Contrariamente alla credenza popolare, la meditazione non significa semplicemente “schiarire la mente”. Ricerche recenti rivelano che questa antica pratica altera attivamente le dinamiche cerebrali, determinando un aumento dell’attività cerebrale piuttosto che uno stato di riposo. Uno studio condotto da ricercatori dell’Università di Montreal e del Consiglio Nazionale delle Ricerche italiano, pubblicato sulla rivista Neuroscience of Consciousness, ha analizzato le onde cerebrali di monaci buddisti esperti utilizzando la tecnologia avanzata della magnetoencefalografia (MEG).
Due percorsi verso stati alterati
Lo studio si è concentrato su due tecniche di meditazione fondamentali: Samatha – attenzione sostenuta focalizzata su un singolo punto, come il respiro, per raggiungere calma e concentrazione profonde – e Vipassana – osservazione equanime di pensieri e sensazioni per coltivare la chiarezza mentale. Secondo il professor Karim Jerbi, coautore dello studio, “Con Samatha restringi la tua attenzione; con Vipassana la allarghi”. Entrambe le tecniche, tuttavia, coinvolgono attivamente meccanismi attenzionali.
Il cervello sull’orlo del caos
Il gruppo di ricerca ha misurato le oscillazioni neurali, la complessità del segnale e un concetto chiamato “criticità”, preso in prestito dalla fisica per descrivere i sistemi che operano tra ordine e caos. Un cervello in questo “stato critico” è flessibile e adattabile in modo ottimale, a differenza di un cervello rigido o caotico. Jerbi spiega: “Troppa poca flessibilità porta a uno scarso adattamento, mentre troppo caos può causare malfunzionamenti… Il punto critico bilancia la stabilità con l’adattabilità”.
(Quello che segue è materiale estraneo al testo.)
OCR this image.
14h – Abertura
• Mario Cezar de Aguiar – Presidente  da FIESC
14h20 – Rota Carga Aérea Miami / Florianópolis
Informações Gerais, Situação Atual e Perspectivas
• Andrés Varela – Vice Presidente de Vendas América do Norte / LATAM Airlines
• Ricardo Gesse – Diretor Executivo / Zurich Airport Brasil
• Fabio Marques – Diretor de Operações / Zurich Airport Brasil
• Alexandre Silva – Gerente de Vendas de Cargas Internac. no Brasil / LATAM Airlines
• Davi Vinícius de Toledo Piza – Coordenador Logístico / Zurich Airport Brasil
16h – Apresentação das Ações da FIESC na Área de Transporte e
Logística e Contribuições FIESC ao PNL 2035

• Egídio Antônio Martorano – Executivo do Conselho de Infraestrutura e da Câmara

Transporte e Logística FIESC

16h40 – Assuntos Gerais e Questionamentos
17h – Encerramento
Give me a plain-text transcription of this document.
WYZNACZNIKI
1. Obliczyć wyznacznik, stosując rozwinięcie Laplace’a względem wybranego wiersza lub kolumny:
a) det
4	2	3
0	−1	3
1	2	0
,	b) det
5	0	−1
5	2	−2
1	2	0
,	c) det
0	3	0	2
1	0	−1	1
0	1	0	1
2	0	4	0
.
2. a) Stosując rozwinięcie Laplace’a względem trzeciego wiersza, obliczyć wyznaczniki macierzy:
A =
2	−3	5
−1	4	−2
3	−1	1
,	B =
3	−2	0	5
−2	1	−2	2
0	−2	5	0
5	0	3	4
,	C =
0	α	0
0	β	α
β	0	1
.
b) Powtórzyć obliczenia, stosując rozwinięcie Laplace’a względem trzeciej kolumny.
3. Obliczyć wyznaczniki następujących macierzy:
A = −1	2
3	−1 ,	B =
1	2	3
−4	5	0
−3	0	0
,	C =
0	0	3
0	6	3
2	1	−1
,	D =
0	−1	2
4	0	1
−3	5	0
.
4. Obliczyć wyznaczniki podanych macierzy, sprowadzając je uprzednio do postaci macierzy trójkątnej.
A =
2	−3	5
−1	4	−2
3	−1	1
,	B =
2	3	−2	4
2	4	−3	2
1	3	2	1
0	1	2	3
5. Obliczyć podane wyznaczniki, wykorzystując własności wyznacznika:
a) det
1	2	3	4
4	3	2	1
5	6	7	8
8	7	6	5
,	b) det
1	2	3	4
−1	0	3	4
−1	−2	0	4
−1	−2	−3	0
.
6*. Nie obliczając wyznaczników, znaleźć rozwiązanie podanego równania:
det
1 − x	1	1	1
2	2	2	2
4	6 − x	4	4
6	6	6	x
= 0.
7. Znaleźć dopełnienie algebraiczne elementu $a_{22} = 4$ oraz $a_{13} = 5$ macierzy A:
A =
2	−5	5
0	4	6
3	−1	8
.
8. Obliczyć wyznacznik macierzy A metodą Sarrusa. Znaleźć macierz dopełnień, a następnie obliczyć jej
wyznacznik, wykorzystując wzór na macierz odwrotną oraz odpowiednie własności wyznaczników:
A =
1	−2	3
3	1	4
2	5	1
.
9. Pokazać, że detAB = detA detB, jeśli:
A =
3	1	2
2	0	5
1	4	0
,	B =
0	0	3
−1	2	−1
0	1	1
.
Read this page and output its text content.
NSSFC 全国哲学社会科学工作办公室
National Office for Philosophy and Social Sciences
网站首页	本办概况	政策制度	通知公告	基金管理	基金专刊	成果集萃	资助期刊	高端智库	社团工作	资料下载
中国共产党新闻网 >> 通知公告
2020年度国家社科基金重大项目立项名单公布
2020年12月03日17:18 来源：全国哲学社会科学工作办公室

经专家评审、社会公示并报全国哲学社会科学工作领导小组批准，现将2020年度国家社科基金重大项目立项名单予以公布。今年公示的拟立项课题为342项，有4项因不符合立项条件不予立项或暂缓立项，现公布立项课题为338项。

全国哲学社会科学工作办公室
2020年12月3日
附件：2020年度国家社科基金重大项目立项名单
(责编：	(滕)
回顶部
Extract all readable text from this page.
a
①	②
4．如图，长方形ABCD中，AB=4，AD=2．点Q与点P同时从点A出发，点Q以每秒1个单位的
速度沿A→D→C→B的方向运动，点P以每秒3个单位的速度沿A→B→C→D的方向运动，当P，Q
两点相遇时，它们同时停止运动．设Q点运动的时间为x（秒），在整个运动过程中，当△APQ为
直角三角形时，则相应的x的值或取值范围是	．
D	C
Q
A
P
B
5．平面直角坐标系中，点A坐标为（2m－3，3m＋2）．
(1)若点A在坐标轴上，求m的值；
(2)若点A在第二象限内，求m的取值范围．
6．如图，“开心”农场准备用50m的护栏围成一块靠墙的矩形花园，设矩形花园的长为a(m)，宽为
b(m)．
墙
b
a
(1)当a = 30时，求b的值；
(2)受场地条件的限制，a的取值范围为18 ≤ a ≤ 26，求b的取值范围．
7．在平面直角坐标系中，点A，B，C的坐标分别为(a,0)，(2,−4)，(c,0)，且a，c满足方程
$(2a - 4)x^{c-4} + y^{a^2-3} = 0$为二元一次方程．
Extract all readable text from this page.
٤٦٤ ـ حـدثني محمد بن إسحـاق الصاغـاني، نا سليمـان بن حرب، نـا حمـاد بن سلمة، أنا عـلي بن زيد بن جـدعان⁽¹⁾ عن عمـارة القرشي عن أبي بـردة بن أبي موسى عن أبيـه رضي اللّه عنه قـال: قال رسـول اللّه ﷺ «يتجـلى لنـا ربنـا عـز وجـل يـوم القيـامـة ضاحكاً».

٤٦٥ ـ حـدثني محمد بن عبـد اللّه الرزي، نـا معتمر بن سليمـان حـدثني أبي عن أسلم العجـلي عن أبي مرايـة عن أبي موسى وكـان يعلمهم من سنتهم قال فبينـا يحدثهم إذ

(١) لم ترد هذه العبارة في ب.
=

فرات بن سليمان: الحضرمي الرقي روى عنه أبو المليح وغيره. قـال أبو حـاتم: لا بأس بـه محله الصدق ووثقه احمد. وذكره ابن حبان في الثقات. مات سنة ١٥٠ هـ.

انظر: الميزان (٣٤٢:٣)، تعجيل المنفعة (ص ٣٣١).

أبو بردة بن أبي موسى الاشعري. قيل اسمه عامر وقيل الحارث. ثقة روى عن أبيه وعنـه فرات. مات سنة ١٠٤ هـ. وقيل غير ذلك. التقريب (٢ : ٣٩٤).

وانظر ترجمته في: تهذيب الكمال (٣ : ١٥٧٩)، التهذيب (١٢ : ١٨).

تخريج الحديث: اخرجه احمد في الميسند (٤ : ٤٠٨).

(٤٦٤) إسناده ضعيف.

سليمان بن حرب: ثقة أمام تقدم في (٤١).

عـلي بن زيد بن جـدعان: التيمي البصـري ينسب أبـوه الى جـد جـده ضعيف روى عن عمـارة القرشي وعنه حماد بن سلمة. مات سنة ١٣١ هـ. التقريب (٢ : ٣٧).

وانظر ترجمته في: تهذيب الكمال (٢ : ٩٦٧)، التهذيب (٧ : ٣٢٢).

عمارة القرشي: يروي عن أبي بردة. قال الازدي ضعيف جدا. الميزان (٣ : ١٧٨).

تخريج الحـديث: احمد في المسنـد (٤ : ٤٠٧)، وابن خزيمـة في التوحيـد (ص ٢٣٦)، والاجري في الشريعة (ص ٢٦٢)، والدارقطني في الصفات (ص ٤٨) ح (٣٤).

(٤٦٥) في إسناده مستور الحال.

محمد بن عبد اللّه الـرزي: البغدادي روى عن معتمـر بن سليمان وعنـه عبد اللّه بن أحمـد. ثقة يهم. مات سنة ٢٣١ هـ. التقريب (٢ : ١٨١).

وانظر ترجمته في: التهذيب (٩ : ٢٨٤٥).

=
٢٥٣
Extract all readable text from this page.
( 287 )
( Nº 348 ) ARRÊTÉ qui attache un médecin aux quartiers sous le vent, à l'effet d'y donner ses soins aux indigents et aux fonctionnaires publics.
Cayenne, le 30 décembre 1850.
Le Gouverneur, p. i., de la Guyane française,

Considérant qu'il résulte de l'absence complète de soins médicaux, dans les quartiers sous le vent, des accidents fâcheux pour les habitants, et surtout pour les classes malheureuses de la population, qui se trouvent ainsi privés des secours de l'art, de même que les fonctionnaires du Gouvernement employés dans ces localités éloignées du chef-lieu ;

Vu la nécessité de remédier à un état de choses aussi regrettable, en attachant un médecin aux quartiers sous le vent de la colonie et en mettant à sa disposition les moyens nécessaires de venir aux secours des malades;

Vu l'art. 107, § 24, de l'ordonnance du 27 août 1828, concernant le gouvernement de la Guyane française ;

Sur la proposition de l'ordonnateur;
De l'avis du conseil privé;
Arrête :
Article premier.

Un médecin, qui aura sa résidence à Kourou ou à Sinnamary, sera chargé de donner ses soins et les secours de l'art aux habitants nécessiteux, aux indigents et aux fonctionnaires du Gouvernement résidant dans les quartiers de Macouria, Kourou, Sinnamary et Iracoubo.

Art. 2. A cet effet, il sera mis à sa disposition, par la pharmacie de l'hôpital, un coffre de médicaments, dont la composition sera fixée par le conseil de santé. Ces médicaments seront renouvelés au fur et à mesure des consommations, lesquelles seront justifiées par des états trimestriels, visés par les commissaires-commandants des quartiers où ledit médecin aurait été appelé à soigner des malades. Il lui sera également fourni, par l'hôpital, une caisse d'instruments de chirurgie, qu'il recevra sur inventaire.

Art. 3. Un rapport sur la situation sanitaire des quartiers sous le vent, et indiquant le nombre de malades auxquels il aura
Complessità dinamica, calma non statica
Le scansioni MEG hanno mostrato che sia la meditazione Samatha che quella Vipassana aumentano la complessità dei segnali cerebrali rispetto agli stati di riposo. Ciò significa che il cervello non si sta semplicemente spegnendo, ma sta entrando in uno stato altamente attivo e ricco di informazioni. È interessante notare che lo studio ha scoperto che, sebbene entrambe le tecniche aumentino la complessità del cervello, lo fanno in modo diverso. Vipassana avvicina il cervello all’equilibrio ottimale tra stabilità e flessibilità, mentre Samatha crea uno stato più concentrato e stabile.
Perché è importante
Questi risultati sfidano le idee sbagliate comuni sulla meditazione e offrono prove concrete dei suoi effetti neurologici. Un cervello che opera vicino al suo punto critico è meglio attrezzato per cambiare compito, apprendere in modo efficiente e rispondere a nuove situazioni. Questa ricerca fornisce una base scientifica per i benefici cognitivi a lungo associati alla meditazione, suggerendo che una pratica coerente può rimodellare la funzione cerebrale per migliorare prestazioni e resilienza.
In definitiva, lo studio sottolinea che la meditazione non è un rilassamento passivo ma un processo attivo di ricablaggio neurale, che porta a un cervello più dinamico e reattivo.